Why is spatial exclusion so wide in a city like Delhi which is also a centre of National governance? Gautam  Bhan from the Indian Institute of Human Settlements has stated that spatial exclusion in Delhi in not a product of failed planning but of planning itself. According to him the practice begins at the highest level of state development and is driven by the city’s most powerful agency the DDA. The DDA has the full responsibility for land management and development, including public housing. Successive Master Plans for Delhi issued in 1962, 1990 and 2007 prepared by the DDA have both systematically undersupplied the amount of land notified for urban development and undersupplied the estimated required stock of low cost public housing. Not only has the DDA fallen behind in delivering the number of planned housing units, but also the stock of built housing is skewed dramatically in favour of higher income groups. In the period of 2004-13 only 10 per cent of the houses were designated for the economically weaker sections.  

In the absence of public housing there is this huge informal sector that gets developed which does not just construct houses but also brings in new housing space for the poor. The DDA’s failure to develop land and housing has been met by the massive construction of ‘unauthorised’ settlements outside the limits of the plans and occupation of underdeveloped land within the city.  

To quote from the Delhi project report this form of policy has led to three important manifestations which are starkly witnessed in and around the city. Jai Singh also is one of those who are forced to work on the pavement and use a Gurudwara for their basic necessities. 

  1. There is a clear class bias in the housing provided by the DDA. It was proactive in providing housing for the higher income groups. But for the poorer sections who apparently constitute a majority in the city there has been a failure. 
  2. The city has grown with closure and privilege language of the state. Exclusion is quite inherent in the policy planning. Various reports of the DDA speak about its efforts to ‘protect’ the city from unplanned settlements through a vigorous programme of fencing the vacant pockets so that the lands are saved from encroachments.  
  3. The overall pattern of investment has favoured the upper-middle-class infrastructure over land development and housing for the poor. One can easily find the widening of the roads, construction of flyovers, etc. for the big guzzlers to run at faster speed but the space of the pedestrians and the cyclists have been squeezed. The latter mode of transport is the primary mode for the informal working class in the city.  

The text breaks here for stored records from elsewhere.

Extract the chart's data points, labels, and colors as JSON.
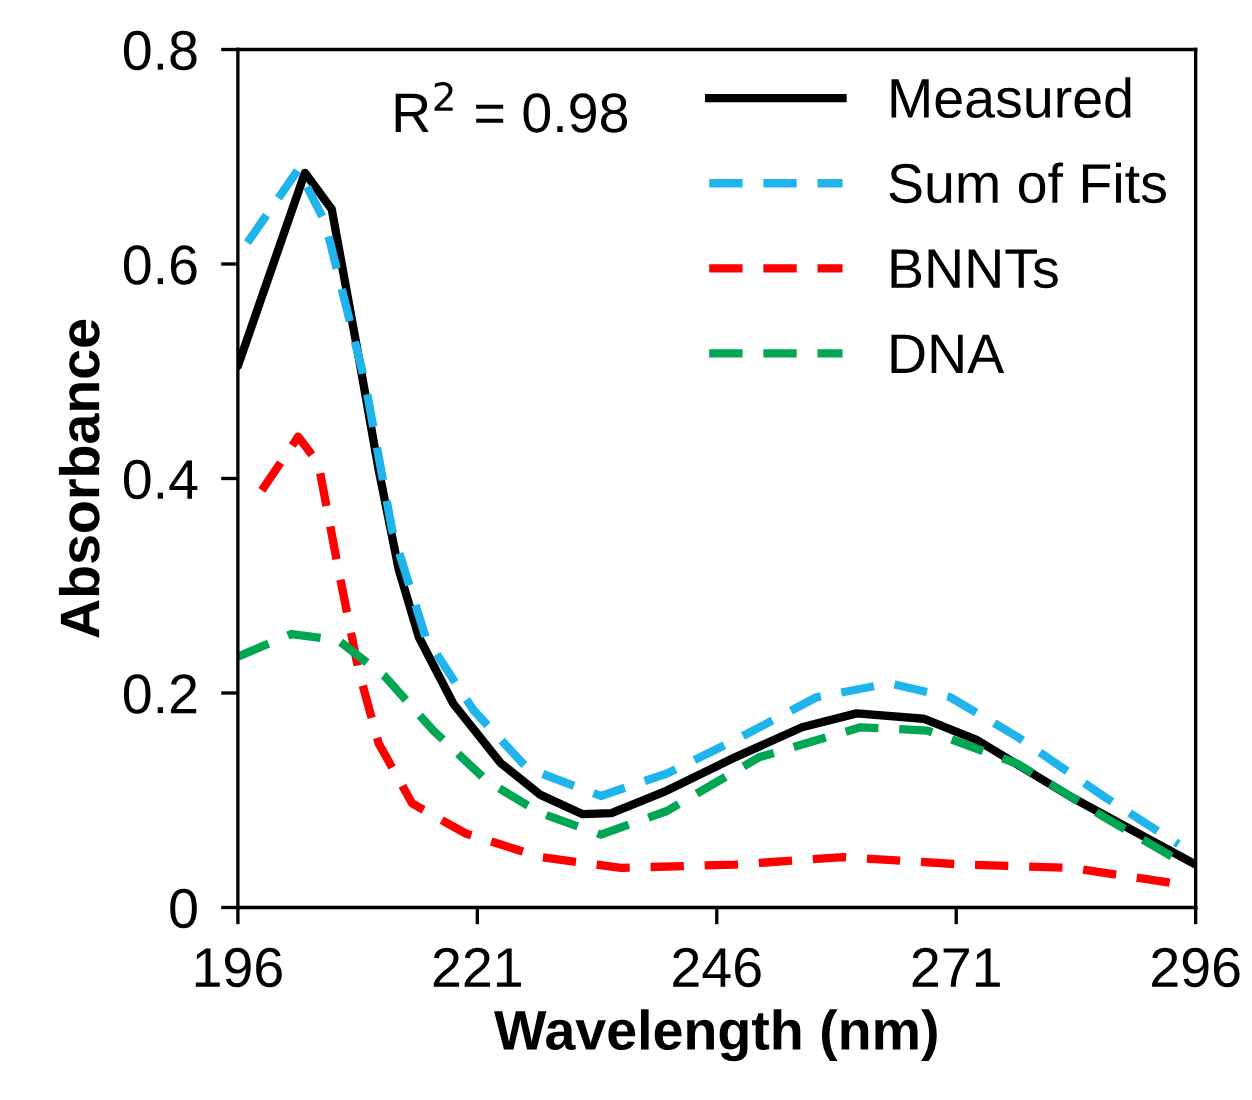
{
  "chart_data": {
    "type": "line",
    "xlabel": "Wavelength (nm)",
    "ylabel": "Absorbance",
    "xlim": [
      196,
      296
    ],
    "xticks": [
      196,
      221,
      246,
      271,
      296
    ],
    "ylim": [
      0,
      0.8
    ],
    "yticks": [
      0,
      0.2,
      0.4,
      0.6,
      0.8
    ],
    "grid": false,
    "legend": "top right",
    "marker": "none",
    "annotations": [
      "R$^{2}$ = 0.98"
    ],
    "series": [
      {
        "name": "Measured",
        "color": "#000000",
        "line_style": "solid",
        "x": [
          196,
          203,
          205.8,
          208.6,
          210.7,
          212.8,
          214.9,
          218.5,
          223.4,
          227.6,
          232,
          235,
          240.8,
          247.9,
          254.9,
          260.6,
          267.6,
          273.2,
          283,
          296
        ],
        "values": [
          0.505,
          0.685,
          0.651,
          0.514,
          0.408,
          0.315,
          0.252,
          0.19,
          0.135,
          0.105,
          0.087,
          0.088,
          0.109,
          0.14,
          0.168,
          0.181,
          0.176,
          0.156,
          0.103,
          0.04
        ]
      },
      {
        "name": "Sum of Fits",
        "color": "#1fb4ec",
        "line_style": "dashed",
        "x": [
          197,
          202.3,
          205.1,
          209.3,
          212.1,
          215.6,
          220.6,
          226.2,
          233.9,
          240.8,
          247.9,
          256.4,
          264,
          270.4,
          277.4,
          286.5,
          294.2
        ],
        "values": [
          0.62,
          0.688,
          0.639,
          0.489,
          0.352,
          0.252,
          0.184,
          0.13,
          0.104,
          0.125,
          0.156,
          0.196,
          0.209,
          0.196,
          0.159,
          0.103,
          0.059
        ]
      },
      {
        "name": "BNNTs",
        "color": "#ff0000",
        "line_style": "dashed",
        "x": [
          198.5,
          202.3,
          204.4,
          206.5,
          208.6,
          210.7,
          214.2,
          219.8,
          227.6,
          236,
          247.9,
          259.2,
          271.8,
          283,
          293.5
        ],
        "values": [
          0.389,
          0.439,
          0.414,
          0.315,
          0.221,
          0.153,
          0.097,
          0.069,
          0.047,
          0.037,
          0.04,
          0.047,
          0.04,
          0.037,
          0.023
        ]
      },
      {
        "name": "DNA",
        "color": "#00a651",
        "line_style": "dashed",
        "x": [
          196,
          201.6,
          206.5,
          211.4,
          216.4,
          222,
          227.6,
          233.9,
          240.8,
          250.4,
          261,
          268,
          277.4,
          286.5,
          294.2
        ],
        "values": [
          0.234,
          0.255,
          0.249,
          0.215,
          0.165,
          0.118,
          0.088,
          0.068,
          0.09,
          0.14,
          0.168,
          0.165,
          0.134,
          0.084,
          0.044
        ]
      }
    ]
  }
}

Roti, Kapda aur Makaan (food, clothing, and housing) was the slogan of the 70s given by the Congress. A similar slogan was coined by Pakistan’s Peoples party in Pakistan.  Both the parties (Congress & PPP) were able to ride these slogans as the need was felt immensely by their population. Not just that, a Hindi Bollywood movie was also produced by Manoj Kumar in 1974 under the same title which became a super hit. However, after four decades of such sloganeering, the challenges of housing remain high and people like Jai Singh continue to live under the tarpaulin shelter on the pavement.